IVSC issues new papers on the cost approach and intangibles

The International Standards Valuation Council has just published two technical information papers (TIPs) on the cost approach and intangible assets. According the IVSC’s most recent e-newsletter, the two new papers “will be available to purchase online shortly from the new IVSC web site, which is almost ready to be launched.”

Also in international BV news, last week the Royal Institute of Chartered Surveyors (RICS) released its 2012 Valuation—Professional Standards (also known as the “Red Book”). The new edition incorporates a number of changes to the existing standards to make them fully compliant with the International Valuation Standards from the IVSC, which itself has no regulatory role.
Who will set the agenda for FASB’s private company council?

A recent summary of current feedback to the FASB’s proposal to establish a Private Company Standards Improvement Council (PCSIC) has just been posted by the Financial Executive Institute (FEI). Of major concern: the so called “veto power” that the FASB’s parent, the Financial Accounting Foundation (FAF), would retain to ratify any of the council’s recommendation to modify GAAP for private companies.
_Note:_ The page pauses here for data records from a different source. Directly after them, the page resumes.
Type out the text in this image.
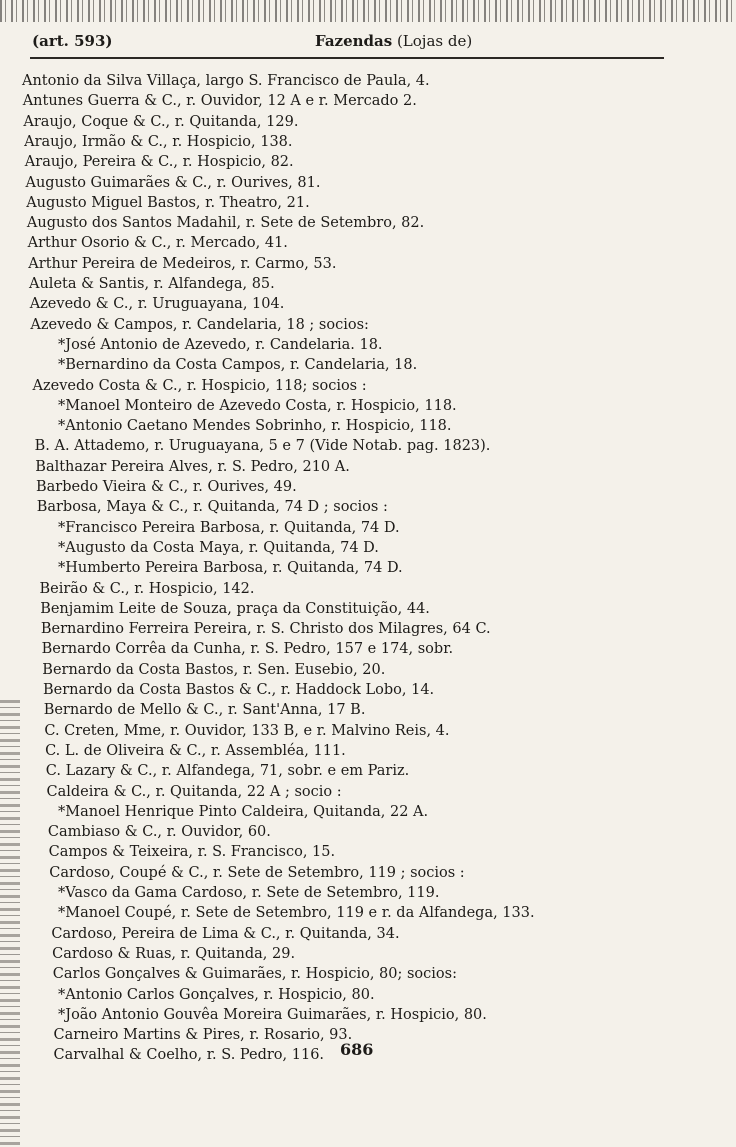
(art. 593)	Fazendas (Lojas de)
Antonio da Silva Villaça, largo S. Francisco de Paula, 4.
Antunes Guerra & C., r. Ouvidor, 12 A e r. Mercado 2.
Araujo, Coque & C., r. Quitanda, 129.
Araujo, Irmão & C., r. Hospicio, 138.
Araujo, Pereira & C., r. Hospicio, 82.
Augusto Guimarães & C., r. Ourives, 81.
Augusto Miguel Bastos, r. Theatro, 21.
Augusto dos Santos Madahil, r. Sete de Setembro, 82.
Arthur Osorio & C., r. Mercado, 41.
Arthur Pereira de Medeiros, r. Carmo, 53.
Auleta & Santis, r. Alfandega, 85.
Azevedo & C., r. Uruguayana, 104.
Azevedo & Campos, r. Candelaria, 18 ; socios:
*José Antonio de Azevedo, r. Candelaria. 18.
*Bernardino da Costa Campos, r. Candelaria, 18.
Azevedo Costa & C., r. Hospicio, 118; socios :
*Manoel Monteiro de Azevedo Costa, r. Hospicio, 118.
*Antonio Caetano Mendes Sobrinho, r. Hospicio, 118.
B. A. Attademo, r. Uruguayana, 5 e 7 (Vide Notab. pag. 1823).
Balthazar Pereira Alves, r. S. Pedro, 210 A.
Barbedo Vieira & C., r. Ourives, 49.
Barbosa, Maya & C., r. Quitanda, 74 D ; socios :
*Francisco Pereira Barbosa, r. Quitanda, 74 D.
*Augusto da Costa Maya, r. Quitanda, 74 D.
*Humberto Pereira Barbosa, r. Quitanda, 74 D.
Beirão & C., r. Hospicio, 142.
Benjamim Leite de Souza, praça da Constituição, 44.
Bernardino Ferreira Pereira, r. S. Christo dos Milagres, 64 C.
Bernardo Corrêa da Cunha, r. S. Pedro, 157 e 174, sobr.
Bernardo da Costa Bastos, r. Sen. Eusebio, 20.
Bernardo da Costa Bastos & C., r. Haddock Lobo, 14.
Bernardo de Mello & C., r. Sant'Anna, 17 B.
C. Creten, Mme, r. Ouvidor, 133 B, e r. Malvino Reis, 4.
C. L. de Oliveira & C., r. Assembléa, 111.
C. Lazary & C., r. Alfandega, 71, sobr. e em Pariz.
Caldeira & C., r. Quitanda, 22 A ; socio :
*Manoel Henrique Pinto Caldeira, Quitanda, 22 A.
Cambiaso & C., r. Ouvidor, 60.
Campos & Teixeira, r. S. Francisco, 15.
Cardoso, Coupé & C., r. Sete de Setembro, 119 ; socios :
*Vasco da Gama Cardoso, r. Sete de Setembro, 119.
*Manoel Coupé, r. Sete de Setembro, 119 e r. da Alfandega, 133.
Cardoso, Pereira de Lima & C., r. Quitanda, 34.
Cardoso & Ruas, r. Quitanda, 29.
Carlos Gonçalves & Guimarães, r. Hospicio, 80; socios:
*Antonio Carlos Gonçalves, r. Hospicio, 80.
*João Antonio Gouvêa Moreira Guimarães, r. Hospicio, 80.
Carneiro Martins & Pires, r. Rosario, 93.
Carvalhal & Coelho, r. S. Pedro, 116. 686
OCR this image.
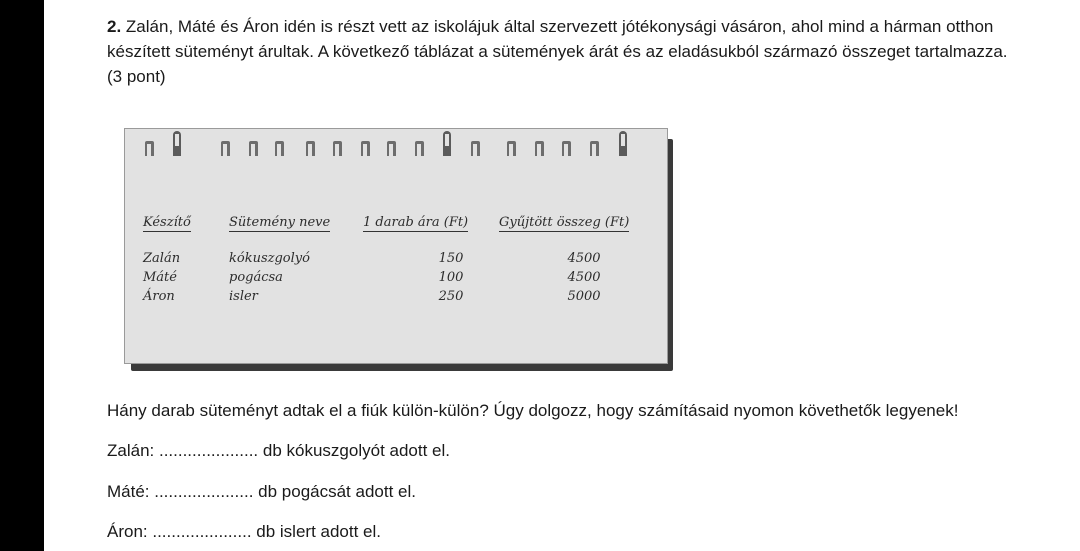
2. Zalán, Máté és Áron idén is részt vett az iskolájuk által szervezett jótékonysági vásáron, ahol mind a hárman otthon készített süteményt árultak. A következő táblázat a sütemények árát és az eladásukból származó összeget tartalmazza. (3 pont)
Készítő	Sütemény neve	1 darab ára (Ft)	Gyűjtött összeg (Ft)
Zalán	kókuszgolyó	150	4500
Máté	pogácsa	100	4500
Áron	isler	250	5000
Hány darab süteményt adtak el a fiúk külön-külön? Úgy dolgozz, hogy számításaid nyomon követhetők legyenek!
Zalán: ..................... db kókuszgolyót adott el.
Máté: ..................... db pogácsát adott el.
Áron: ..................... db islert adott el.
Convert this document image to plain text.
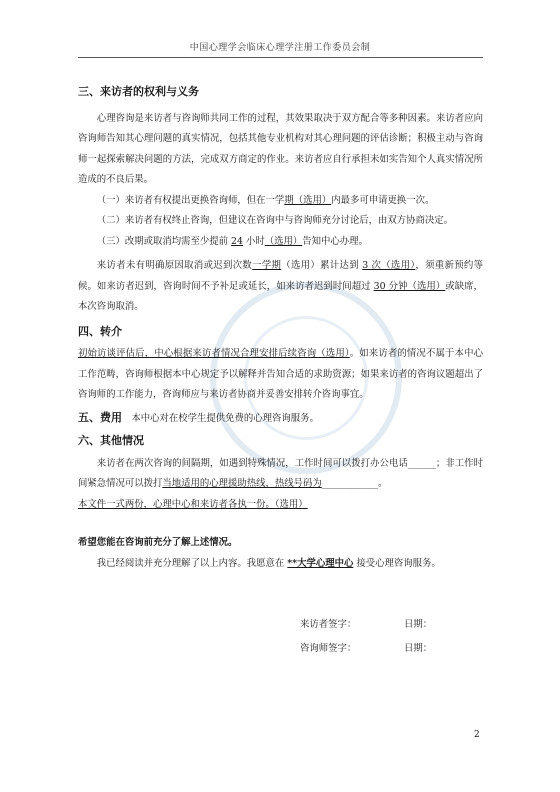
中国心理学会临床心理学注册工作委员会制

三、来访者的权利与义务

心理咨询是来访者与咨询师共同工作的过程，其效果取决于双方配合等多种因素。来访者应向咨询师告知其心理问题的真实情况，包括其他专业机构对其心理问题的评估诊断；积极主动与咨询师一起探索解决问题的方法，完成双方商定的作业。来访者应自行承担未如实告知个人真实情况所造成的不良后果。

（一）来访者有权提出更换咨询师，但在一学期（选用）内最多可申请更换一次。

（二）来访者有权终止咨询，但建议在咨询中与咨询师充分讨论后，由双方协商决定。

（三）改期或取消均需至少提前 24 小时（选用）告知中心办理。

来访者未有明确原因取消或迟到次数一学期（选用）累计达到 3 次（选用），须重新预约等候。如来访者迟到，咨询时间不予补足或延长，如来访者迟到时间超过 30 分钟（选用）或缺席，本次咨询取消。

四、转介

初始访谈评估后，中心根据来访者情况合理安排后续咨询（选用）。如来访者的情况不属于本中心工作范畴，咨询师根据本中心规定予以解释并告知合适的求助资源；如果来访者的咨询议题超出了咨询师的工作能力，咨询师应与来访者协商并妥善安排转介咨询事宜。

五、费用　 本中心对在校学生提供免费的心理咨询服务。

六、其他情况

来访者在两次咨询的间隔期，如遇到特殊情况，工作时间可以拨打办公电话______；非工作时间紧急情况可以拨打当地适用的心理援助热线，热线号码为____________。

本文件一式两份，心理中心和来访者各执一份。（选用）

希望您能在咨询前充分了解上述情况。

我已经阅读并充分理解了以上内容。我愿意在 **大学心理中心 接受心理咨询服务。

来访者签字：	日期：
咨询师签字：	日期：
2
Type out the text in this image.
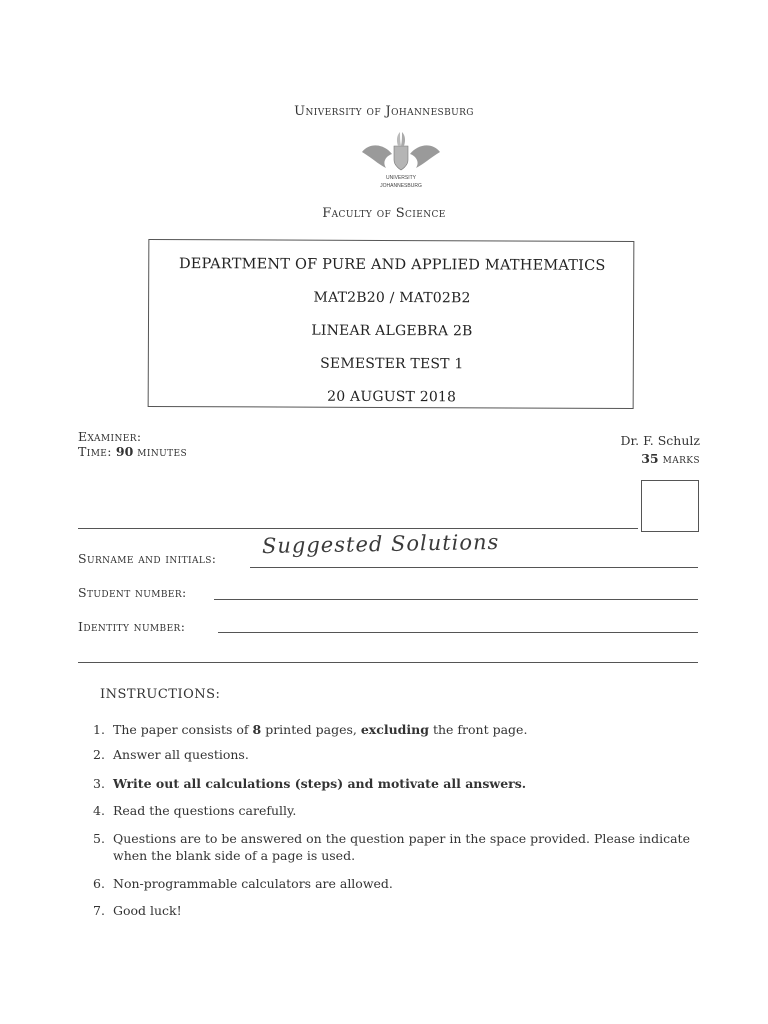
University of Johannesburg
UNIVERSITY
JOHANNESBURG
Faculty of Science
DEPARTMENT OF PURE AND APPLIED MATHEMATICS
MAT2B20 / MAT02B2
LINEAR ALGEBRA 2B
SEMESTER TEST 1
20 AUGUST 2018
Examiner:
Time: 90 minutes
Dr. F. Schulz
35 marks
Surname and initials:
Suggested Solutions
Student number:
Identity number:
INSTRUCTIONS:
1. The paper consists of 8 printed pages, excluding the front page.
2. Answer all questions.
3. Write out all calculations (steps) and motivate all answers.
4. Read the questions carefully.
5. Questions are to be answered on the question paper in the space provided. Please indicate
when the blank side of a page is used.
6. Non-programmable calculators are allowed.
7. Good luck!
A key related point was who would appoint the chair of any private council; or, possibly more important, who would set the council’s agenda. In light of “pent-up frustration” over past failures to improve GAAP for private companies, many roundtable participants voiced the need for any private company council, once established, to enjoy some “quick successes.” One panelist, from a private equity firm, urged “clarity” and not just cost-relief as a primary objective of any private company proposals. Reducing “disclosure overload,” other panelists noted, might well permit users of private company financial statements “to see the forest for the trees.” At the conclusion of the meeting, FASB chair Leslie Seidman indicated that the board’s next step would be to issue a proposed private company conceptual framework “within a couple of months.”

Want to be published in the United Kingdom?

To support its mission of improving the practice of “business valuation, economic loss analysis, and risk management,” the Journal of Business Valuation and Economic Loss Analysis publishes three categories of manuscripts: the first encompasses both empirical- and conceptual-based topics; the second focuses on describing how to put theory into practice, including case study examples; and the third concerns recent changes in the law. The online journal is published continually throughout the year.